Edison argues that its previous practice of deducting monthly ownership charges from remaining refundable balances was not only inconsistent with the language of Rule 15.E.6 as amended in 1995, but was also conceptually incorrect, because "the deduction of ownership charges owed by the applicant from the remaining refundable balance when no refund is due to the applicant inappropriately reduces the amount available for refund to the applicant." (Id. at 5.) 3

Finally, in addition to arguing that its new interpretation of Rule 15.E.6 is more consistent with the history and language of the rule, Edison argues that CBIA's position finds no support in Barratt American. In Edison's opinion, Barratt American was a case that turned on tariff ambiguity, and there is no ambiguity in the tariff here:

"Barratt American dealt with a major change by SCE to its 30-year practice of not charging developers the cost of pole removal when they converted existing overhead facilities to underground facilities. To determine whether there was an ambiguity in Rule 20 with respect to the payment of pole removal costs, the Commission reviewed Rule 20 in its entirety. The fact that Rule 20 was completely silent on the issue[,] coupled with the fact that it was the Commission's policy to encourage conversion to underground facilities, convinced the Commission that it was not unreasonable for SCE to assume that it should bear the removal costs. Although SCE's [new] interpretation that the Applicant should bear the removal costs was plausible and compliant with Rule 20, there was enough ambiguity on the issue of cost responsibility to sway the Commission against Edison's [new] interpretation." (Edison Opening Brief, p. 12.)

Edison argues that unlike the tariff in Barratt American, there is no ambiguity in Rule 15, because that rule and its predecessors have always required the payment of monthly ownership charges when the capital costs of line extensions were not being fully recovered. The 1995 addition of the phrase "monthly ownership charges are in addition to the refundable amount," plus the 1985 deletion of language providing for the reduction of remaining refundable balances by the amount of monthly ownership charges, are clear evidence to Edison that the utility is authorized to bill developers separately for monthly ownership charges when a refund is not due. (Id. at 12; Ex. 5, p. 6.)

3 Elsewhere in its testimony, Edison points out that the Ledgers Department had also raised the issue whether SCE's longstanding method of calculating remaining refundable balances when no refund was due amounted to an inappropriate mixing of distinct accounting concepts:

"Although Ledgers was unclear about whether or not Rule 15 supported direct billing of ownership charges when no refunds were due to applicants, it was believed that the deduction of ownership charges from the remaining refundable amount when no refunds were due created an inappropriate mixed use of capital and expense funds.
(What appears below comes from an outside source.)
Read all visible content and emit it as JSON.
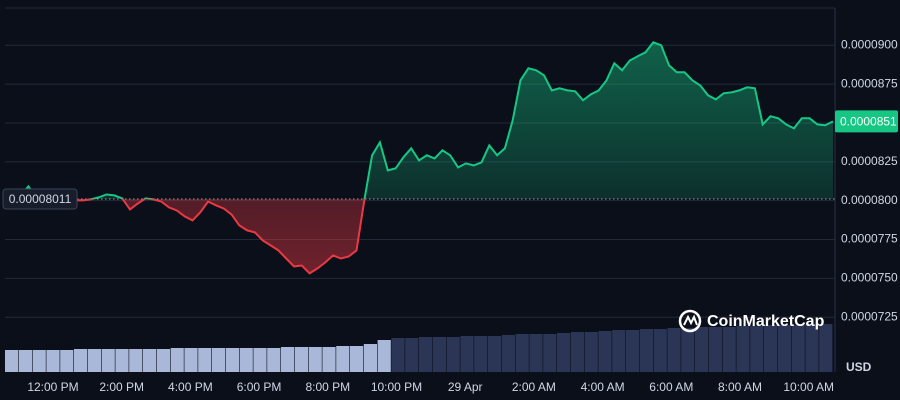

The refundable advance is intended to support the capital investment (e.g., building the electrical distribution and/or service facilities) made by SCE to serve the applicant. On the other hand, ownership charges are intended to cover the ongoing expenses associated with maintaining electrical facilities, such as administration and general expenses, insurance and operations and maintenance expenses, among others." (Id. at 3-4.)